Voters made Lieberman pay for his support for the Iraq war
"My mind is made up... I'm committed to this campaign," the veteran senator told NBC's Today television show.
Mr Lieberman says he easily garnered the 7,500 signatures needed to endorse his independent candidacy.
But his defeat in Connecticut to newcomer Ned Lamont was widely seen as an expression of anti-war feeling.
Mr Lieberman, a senator for 18 years, had been harshly criticised in his home state for his support for the Iraq war, and his perceived closeness to Republican President George W Bush.
In Tuesday's primary, Democratic voters were asked to decide which candidate would stand for the party in November's elections for the Senate and House of Representatives.
With most of the votes counted, results showed Mr Lamont - founder of a cable television company and a political novice - to have won with 52% compared to Mr Lieberman's 48%.
His defeat sent a message to politicians of all colours that Iraq is becoming a political liability, reports the BBC's Nick Miles in Washington.
Mr Lieberman had suggested he might run as an independent if he lost his ticket to run as the Democratic nominee in November, and he wasted no time, filing a petition to run on Wednesday morning.
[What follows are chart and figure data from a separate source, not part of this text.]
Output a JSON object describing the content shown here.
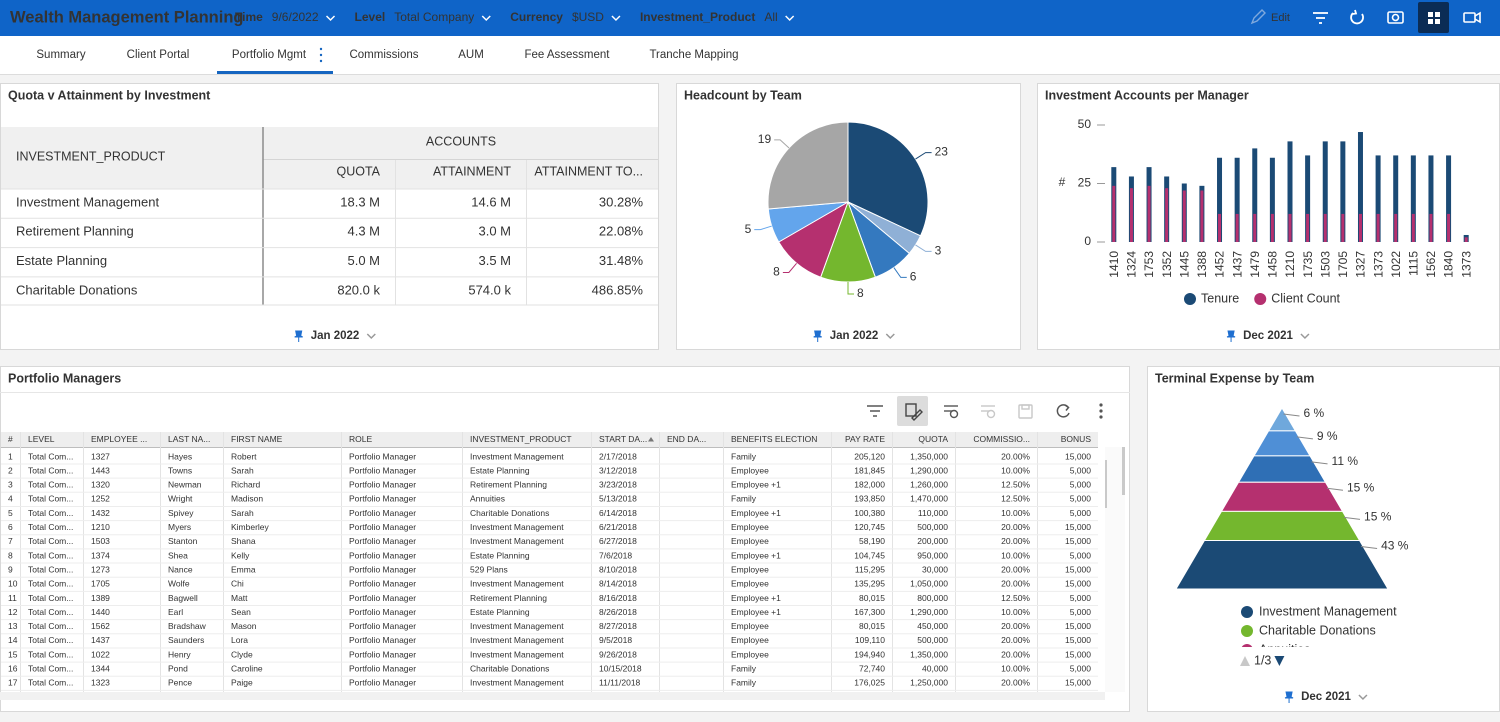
{
  "header": {
    "title": "Wealth Management Planning",
    "filters": [
      {
        "label": "Time",
        "value": "9/6/2022"
      },
      {
        "label": "Level",
        "value": "Total Company"
      },
      {
        "label": "Currency",
        "value": "$USD"
      },
      {
        "label": "Investment_Product",
        "value": "All"
      }
    ],
    "edit": "Edit"
  },
  "tabs": {
    "items": [
      "Summary",
      "Client Portal",
      "Portfolio Mgmt",
      "Commissions",
      "AUM",
      "Fee Assessment",
      "Tranche Mapping"
    ],
    "active": 2
  },
  "quota_table": {
    "title": "Quota v Attainment by Investment",
    "group": "ACCOUNTS",
    "row_header": "INVESTMENT_PRODUCT",
    "columns": [
      "QUOTA",
      "ATTAINMENT",
      "ATTAINMENT TO..."
    ],
    "rows": [
      [
        "Investment Management",
        "18.3 M",
        "14.6 M",
        "30.28%"
      ],
      [
        "Retirement Planning",
        "4.3 M",
        "3.0 M",
        "22.08%"
      ],
      [
        "Estate Planning",
        "5.0 M",
        "3.5 M",
        "31.48%"
      ],
      [
        "Charitable Donations",
        "820.0 k",
        "574.0 k",
        "486.85%"
      ]
    ],
    "footer": "Jan 2022"
  },
  "chart_data": [
    {
      "type": "pie",
      "title": "Headcount by Team",
      "values": [
        23,
        3,
        6,
        8,
        8,
        5,
        19
      ],
      "colors": [
        "#1b4a75",
        "#8fb0d6",
        "#3479bf",
        "#74b72e",
        "#b5306f",
        "#63a5ec",
        "#a6a6a6"
      ],
      "footer": "Jan 2022"
    },
    {
      "type": "bar",
      "title": "Investment Accounts per Manager",
      "ylabel": "#",
      "categories": [
        "1410",
        "1324",
        "1753",
        "1352",
        "1445",
        "1388",
        "1452",
        "1437",
        "1479",
        "1458",
        "1210",
        "1735",
        "1503",
        "1705",
        "1327",
        "1373",
        "1022",
        "1115",
        "1562",
        "1840",
        "1373"
      ],
      "series": [
        {
          "name": "Tenure",
          "color": "#1b4a75",
          "values": [
            32,
            28,
            32,
            28,
            25,
            24,
            36,
            36,
            40,
            36,
            43,
            37,
            43,
            43,
            47,
            37,
            37,
            37,
            37,
            37,
            3
          ]
        },
        {
          "name": "Client Count",
          "color": "#b5306f",
          "values": [
            24,
            23,
            24,
            23,
            22,
            22,
            12,
            12,
            12,
            12,
            12,
            12,
            12,
            12,
            12,
            12,
            12,
            12,
            12,
            12,
            2
          ]
        }
      ],
      "ylim": [
        0,
        50
      ],
      "yticks": [
        0,
        25,
        50
      ],
      "footer": "Dec 2021"
    },
    {
      "type": "pyramid",
      "title": "Terminal Expense by Team",
      "categories": [
        null,
        null,
        null,
        "Annuities",
        "Charitable Donations",
        "Investment Management"
      ],
      "values": [
        6,
        9,
        11,
        15,
        15,
        43
      ],
      "value_labels": [
        "6 %",
        "9 %",
        "11 %",
        "15 %",
        "15 %",
        "43 %"
      ],
      "colors": [
        "#6fa8dc",
        "#4f8fd6",
        "#2f6fb5",
        "#b5306f",
        "#74b72e",
        "#1b4a75"
      ],
      "legend_page": "1/3",
      "footer": "Dec 2021"
    }
  ],
  "managers_table": {
    "title": "Portfolio Managers",
    "columns": [
      "#",
      "LEVEL",
      "EMPLOYEE ...",
      "LAST NA...",
      "FIRST NAME",
      "ROLE",
      "INVESTMENT_PRODUCT",
      "START DA...",
      "END DA...",
      "BENEFITS ELECTION",
      "PAY RATE",
      "QUOTA",
      "COMMISSIO...",
      "BONUS"
    ],
    "rows": [
      [
        "1",
        "Total Com...",
        "1327",
        "Hayes",
        "Robert",
        "Portfolio Manager",
        "Investment Management",
        "2/17/2018",
        null,
        "Family",
        "205,120",
        "1,350,000",
        "20.00%",
        "15,000"
      ],
      [
        "2",
        "Total Com...",
        "1443",
        "Towns",
        "Sarah",
        "Portfolio Manager",
        "Estate Planning",
        "3/12/2018",
        null,
        "Employee",
        "181,845",
        "1,290,000",
        "10.00%",
        "5,000"
      ],
      [
        "3",
        "Total Com...",
        "1320",
        "Newman",
        "Richard",
        "Portfolio Manager",
        "Retirement Planning",
        "3/23/2018",
        null,
        "Employee +1",
        "182,000",
        "1,260,000",
        "12.50%",
        "5,000"
      ],
      [
        "4",
        "Total Com...",
        "1252",
        "Wright",
        "Madison",
        "Portfolio Manager",
        "Annuities",
        "5/13/2018",
        null,
        "Family",
        "193,850",
        "1,470,000",
        "12.50%",
        "5,000"
      ],
      [
        "5",
        "Total Com...",
        "1432",
        "Spivey",
        "Sarah",
        "Portfolio Manager",
        "Charitable Donations",
        "6/14/2018",
        null,
        "Employee +1",
        "100,380",
        "110,000",
        "10.00%",
        "5,000"
      ],
      [
        "6",
        "Total Com...",
        "1210",
        "Myers",
        "Kimberley",
        "Portfolio Manager",
        "Investment Management",
        "6/21/2018",
        null,
        "Employee",
        "120,745",
        "500,000",
        "20.00%",
        "15,000"
      ],
      [
        "7",
        "Total Com...",
        "1503",
        "Stanton",
        "Shana",
        "Portfolio Manager",
        "Investment Management",
        "6/27/2018",
        null,
        "Employee",
        "58,190",
        "200,000",
        "20.00%",
        "15,000"
      ],
      [
        "8",
        "Total Com...",
        "1374",
        "Shea",
        "Kelly",
        "Portfolio Manager",
        "Estate Planning",
        "7/6/2018",
        null,
        "Employee +1",
        "104,745",
        "950,000",
        "10.00%",
        "5,000"
      ],
      [
        "9",
        "Total Com...",
        "1273",
        "Nance",
        "Emma",
        "Portfolio Manager",
        "529 Plans",
        "8/10/2018",
        null,
        "Employee",
        "115,295",
        "30,000",
        "20.00%",
        "15,000"
      ],
      [
        "10",
        "Total Com...",
        "1705",
        "Wolfe",
        "Chi",
        "Portfolio Manager",
        "Investment Management",
        "8/14/2018",
        null,
        "Employee",
        "135,295",
        "1,050,000",
        "20.00%",
        "15,000"
      ],
      [
        "11",
        "Total Com...",
        "1389",
        "Bagwell",
        "Matt",
        "Portfolio Manager",
        "Retirement Planning",
        "8/16/2018",
        null,
        "Employee +1",
        "80,015",
        "800,000",
        "12.50%",
        "5,000"
      ],
      [
        "12",
        "Total Com...",
        "1440",
        "Earl",
        "Sean",
        "Portfolio Manager",
        "Estate Planning",
        "8/26/2018",
        null,
        "Employee +1",
        "167,300",
        "1,290,000",
        "10.00%",
        "5,000"
      ],
      [
        "13",
        "Total Com...",
        "1562",
        "Bradshaw",
        "Mason",
        "Portfolio Manager",
        "Investment Management",
        "8/27/2018",
        null,
        "Employee",
        "80,015",
        "450,000",
        "20.00%",
        "15,000"
      ],
      [
        "14",
        "Total Com...",
        "1437",
        "Saunders",
        "Lora",
        "Portfolio Manager",
        "Investment Management",
        "9/5/2018",
        null,
        "Employee",
        "109,110",
        "500,000",
        "20.00%",
        "15,000"
      ],
      [
        "15",
        "Total Com...",
        "1022",
        "Henry",
        "Clyde",
        "Portfolio Manager",
        "Investment Management",
        "9/26/2018",
        null,
        "Employee",
        "194,940",
        "1,350,000",
        "20.00%",
        "15,000"
      ],
      [
        "16",
        "Total Com...",
        "1344",
        "Pond",
        "Caroline",
        "Portfolio Manager",
        "Charitable Donations",
        "10/15/2018",
        null,
        "Family",
        "72,740",
        "40,000",
        "10.00%",
        "5,000"
      ],
      [
        "17",
        "Total Com...",
        "1323",
        "Pence",
        "Paige",
        "Portfolio Manager",
        "Investment Management",
        "11/11/2018",
        null,
        "Family",
        "176,025",
        "1,250,000",
        "20.00%",
        "15,000"
      ]
    ]
  }
}
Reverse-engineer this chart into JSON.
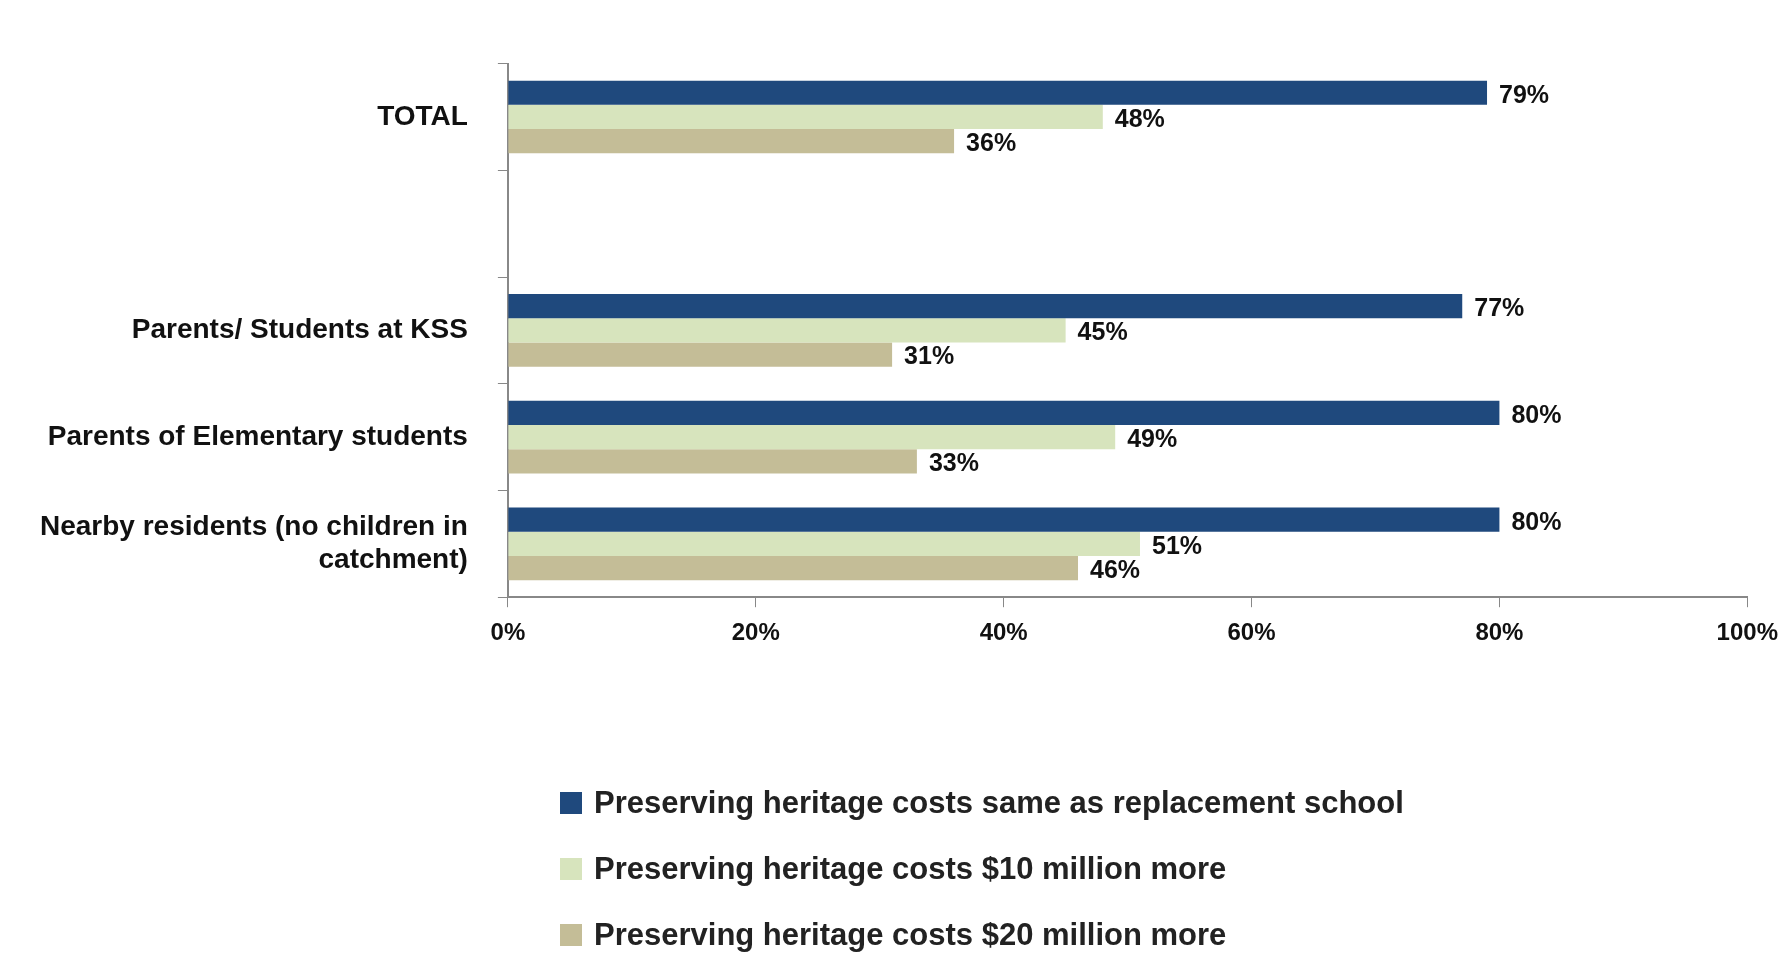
{
  "chart_data": {
    "type": "bar",
    "orientation": "horizontal",
    "categories": [
      "TOTAL",
      null,
      "Parents/ Students at KSS",
      "Parents of Elementary students",
      "Nearby residents (no children in catchment)"
    ],
    "series": [
      {
        "name": "Preserving heritage costs same as replacement school",
        "color": "#1f497d",
        "values": [
          79,
          null,
          77,
          80,
          80
        ],
        "value_labels": [
          "79%",
          null,
          "77%",
          "80%",
          "80%"
        ]
      },
      {
        "name": "Preserving heritage costs $10 million more",
        "color": "#d7e4bd",
        "values": [
          48,
          null,
          45,
          49,
          51
        ],
        "value_labels": [
          "48%",
          null,
          "45%",
          "49%",
          "51%"
        ]
      },
      {
        "name": "Preserving heritage costs $20 million more",
        "color": "#c4bd97",
        "values": [
          36,
          null,
          31,
          33,
          46
        ],
        "value_labels": [
          "36%",
          null,
          "31%",
          "33%",
          "46%"
        ]
      }
    ],
    "xlim": [
      0,
      100
    ],
    "xticks": [
      {
        "value": 0,
        "label": "0%"
      },
      {
        "value": 20,
        "label": "20%"
      },
      {
        "value": 40,
        "label": "40%"
      },
      {
        "value": 60,
        "label": "60%"
      },
      {
        "value": 80,
        "label": "80%"
      },
      {
        "value": 100,
        "label": "100%"
      }
    ],
    "grid": false,
    "legend": "bottom"
  }
}
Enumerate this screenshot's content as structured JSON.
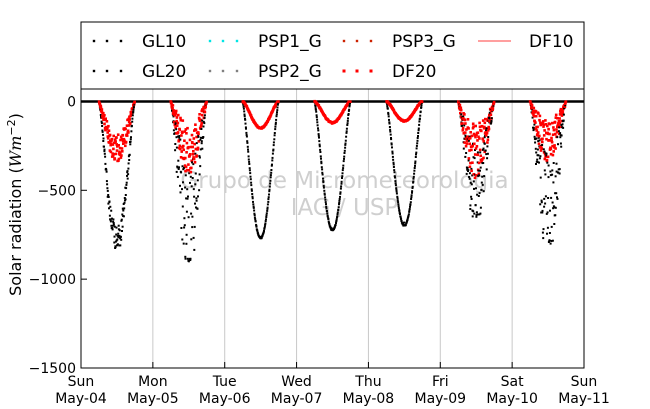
{
  "chart_data": {
    "type": "scatter",
    "title": "",
    "ylabel": "Solar radiation ($Wm^{-2}$)",
    "ylabel_parts": {
      "main": "Solar radiation (",
      "unit": "Wm",
      "exponent": "−2",
      "close": ")"
    },
    "xlabel": "",
    "ylim": [
      -1500,
      70
    ],
    "yticks": [
      0,
      -500,
      -1000,
      -1500
    ],
    "ytick_labels": [
      "0",
      "−500",
      "−1000",
      "−1500"
    ],
    "xlim": [
      0,
      7
    ],
    "x_units": "days since Sun May-04",
    "xticks": [
      {
        "day": "Sun",
        "date": "May-04"
      },
      {
        "day": "Mon",
        "date": "May-05"
      },
      {
        "day": "Tue",
        "date": "May-06"
      },
      {
        "day": "Wed",
        "date": "May-07"
      },
      {
        "day": "Thu",
        "date": "May-08"
      },
      {
        "day": "Fri",
        "date": "May-09"
      },
      {
        "day": "Sat",
        "date": "May-10"
      },
      {
        "day": "Sun",
        "date": "May-11"
      }
    ],
    "grid": "vertical",
    "legend_position": "top (outside, above plot)",
    "legend_columns": 4,
    "watermark": [
      "Grupo de Micrometeorologia",
      "IAG / USP"
    ],
    "series": [
      {
        "name": "GL10",
        "color": "#000000",
        "marker": "dot",
        "daily_minimum": [
          -830,
          -900,
          -770,
          -725,
          -700,
          -650,
          -800
        ]
      },
      {
        "name": "GL20",
        "color": "#000000",
        "marker": "dot",
        "daily_minimum": [
          -830,
          -900,
          -770,
          -725,
          -700,
          -650,
          -800
        ]
      },
      {
        "name": "PSP1_G",
        "color": "#00e5e5",
        "marker": "dot",
        "daily_minimum": []
      },
      {
        "name": "PSP2_G",
        "color": "#808080",
        "marker": "dot",
        "daily_minimum": []
      },
      {
        "name": "PSP3_G",
        "color": "#cc2200",
        "marker": "dot",
        "daily_minimum": []
      },
      {
        "name": "DF20",
        "color": "#ff0000",
        "marker": "square",
        "daily_minimum": [
          -330,
          -390,
          -150,
          -120,
          -110,
          -420,
          -330
        ]
      },
      {
        "name": "DF10",
        "color": "#ff6666",
        "marker": "line",
        "daily_minimum": []
      }
    ],
    "daily_profiles": [
      {
        "day": "May-04",
        "sunrise": 0.25,
        "sunset": 0.75,
        "global_min": -830,
        "diffuse_min": -330,
        "regime": "partly-cloudy"
      },
      {
        "day": "May-05",
        "sunrise": 1.25,
        "sunset": 1.75,
        "global_min": -900,
        "diffuse_min": -390,
        "regime": "cloudy"
      },
      {
        "day": "May-06",
        "sunrise": 2.25,
        "sunset": 2.75,
        "global_min": -770,
        "diffuse_min": -150,
        "regime": "clear"
      },
      {
        "day": "May-07",
        "sunrise": 3.25,
        "sunset": 3.75,
        "global_min": -725,
        "diffuse_min": -120,
        "regime": "clear"
      },
      {
        "day": "May-08",
        "sunrise": 4.25,
        "sunset": 4.75,
        "global_min": -700,
        "diffuse_min": -110,
        "regime": "clear"
      },
      {
        "day": "May-09",
        "sunrise": 5.25,
        "sunset": 5.75,
        "global_min": -650,
        "diffuse_min": -420,
        "regime": "cloudy"
      },
      {
        "day": "May-10",
        "sunrise": 6.25,
        "sunset": 6.75,
        "global_min": -800,
        "diffuse_min": -330,
        "regime": "cloudy"
      }
    ]
  }
}
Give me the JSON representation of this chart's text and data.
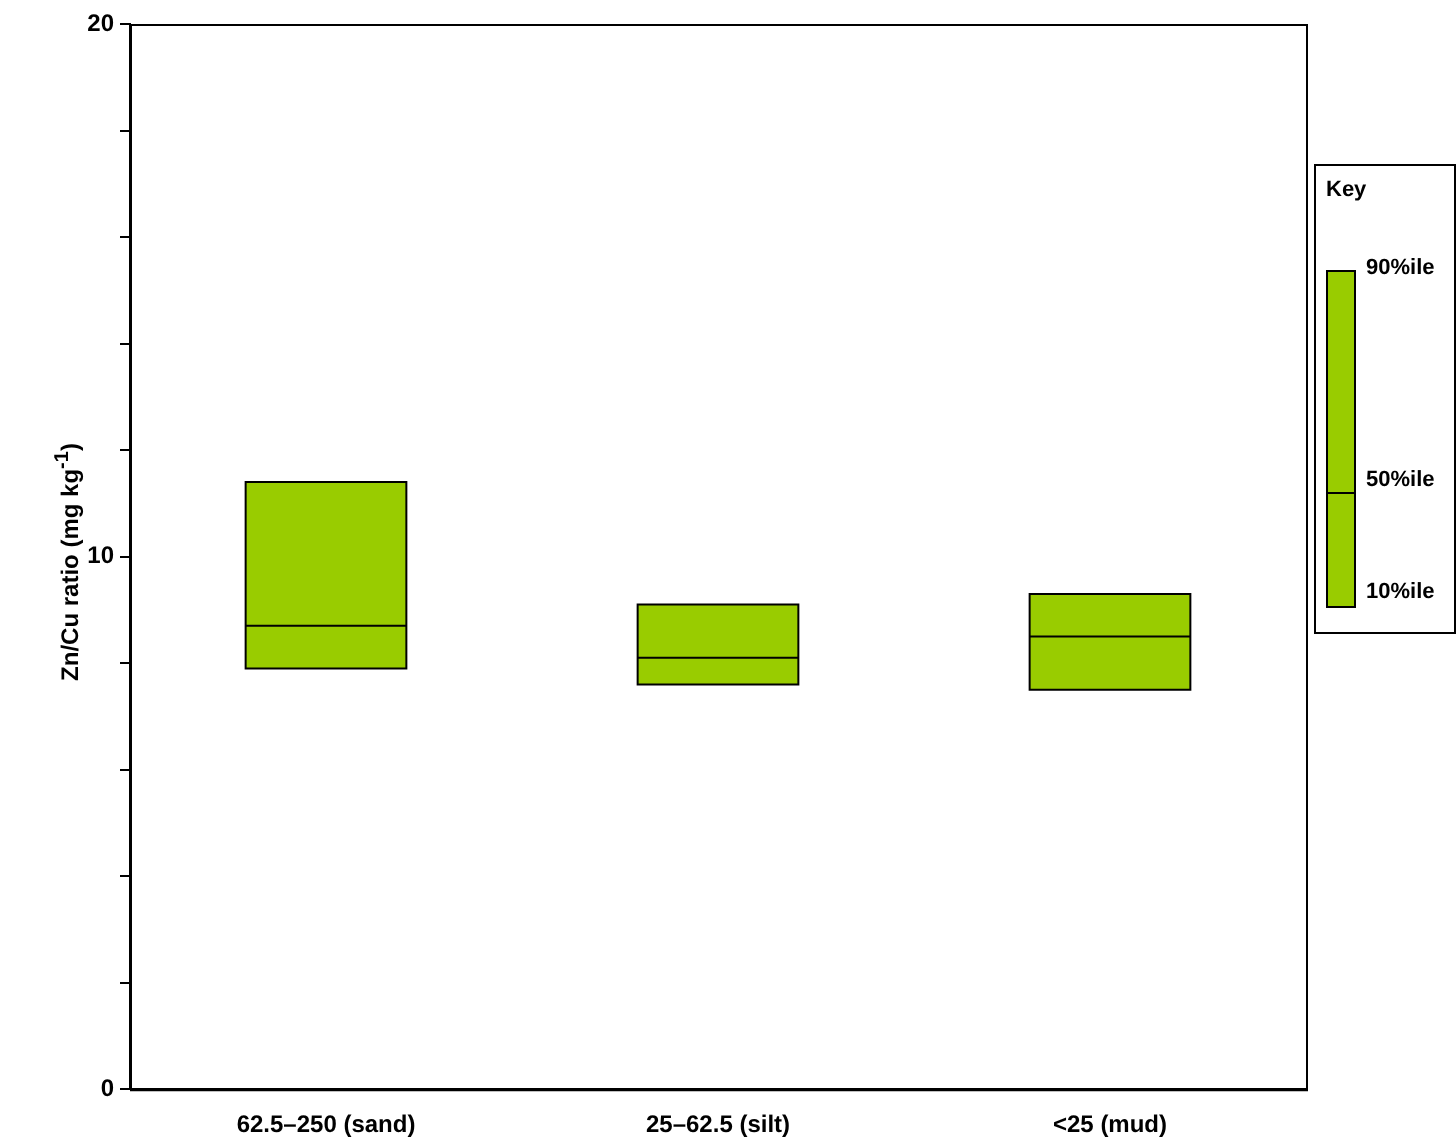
{
  "chart_data": {
    "type": "box",
    "ylabel": "Zn/Cu ratio (mg kg$^{-1}$)",
    "categories": [
      "62.5–250 (sand)",
      "25–62.5 (silt)",
      "<25 (mud)"
    ],
    "color": "#99cc00",
    "boxes": [
      {
        "low": 7.9,
        "q1": 7.9,
        "median": 8.7,
        "q3": 11.4,
        "high": 11.4
      },
      {
        "low": 7.6,
        "q1": 7.6,
        "median": 8.1,
        "q3": 9.1,
        "high": 9.1
      },
      {
        "low": 7.5,
        "q1": 7.5,
        "median": 8.5,
        "q3": 9.3,
        "high": 9.3
      }
    ],
    "ylim": [
      0,
      20
    ],
    "yticks": [
      0,
      {
        "value": 2,
        "label": null
      },
      {
        "value": 4,
        "label": null
      },
      {
        "value": 6,
        "label": null
      },
      {
        "value": 8,
        "label": null
      },
      10,
      {
        "value": 12,
        "label": null
      },
      {
        "value": 14,
        "label": null
      },
      {
        "value": 16,
        "label": null
      },
      {
        "value": 18,
        "label": null
      },
      20
    ],
    "grid": false,
    "legend": false,
    "annotations": [
      "Key",
      "90%ile",
      "50%ile",
      "10%ile"
    ]
  }
}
1942: Born in Stamford, Connecticut
1970: Elected to Connecticut State Senate
1983: Elected as Connecticut attorney general
1989: Wins bid for US Senate
2000: First Jewish candidate for vice president
Unsuccessful bid for 2004 presidential nomination
His petition received 18,000 signatures, Mr Lieberman's campaign said - more than double the minimum of 7,500. Mr Lieberman has formed a new party for his candidacy, called Connecticut for Lieberman.
"I'll always take the calls of friends, but my mind is made up. I'm going forward. I'm going forward because I'm fed up with all the partisanship in Washington that stops us getting anything done," Mr Lieberman told the Today show.
Asked if there was anyone who could dissuade him, he said: "Respectfully no. I'm committed to this campaign."
Backing for Lamont
Meanwhile Senate Democratic leader Harry Reid of Nevada and Sen Chuck Schumer of New York - the chairman of the party's Senate campaign committee - have pledged their full support for Mr Lamont.
Leading Democrats have voiced support for Lamont
In a statement on the campaign committee website, they said: "The Democratic voters of Connecticut have spoken... Congratulations to Ned on his victory and on a race well run.
"Joe Lieberman has been an effective Democratic senator... But the perception was that he was too close to George Bush and this election was, in many respects, a referendum on the president more than anything else."
If the signatures on Mr Lieberman's petition for candidacy are approved, it sets up a race with Mr Lamont, the Republican candidate Alan Schlesinger and other candidates.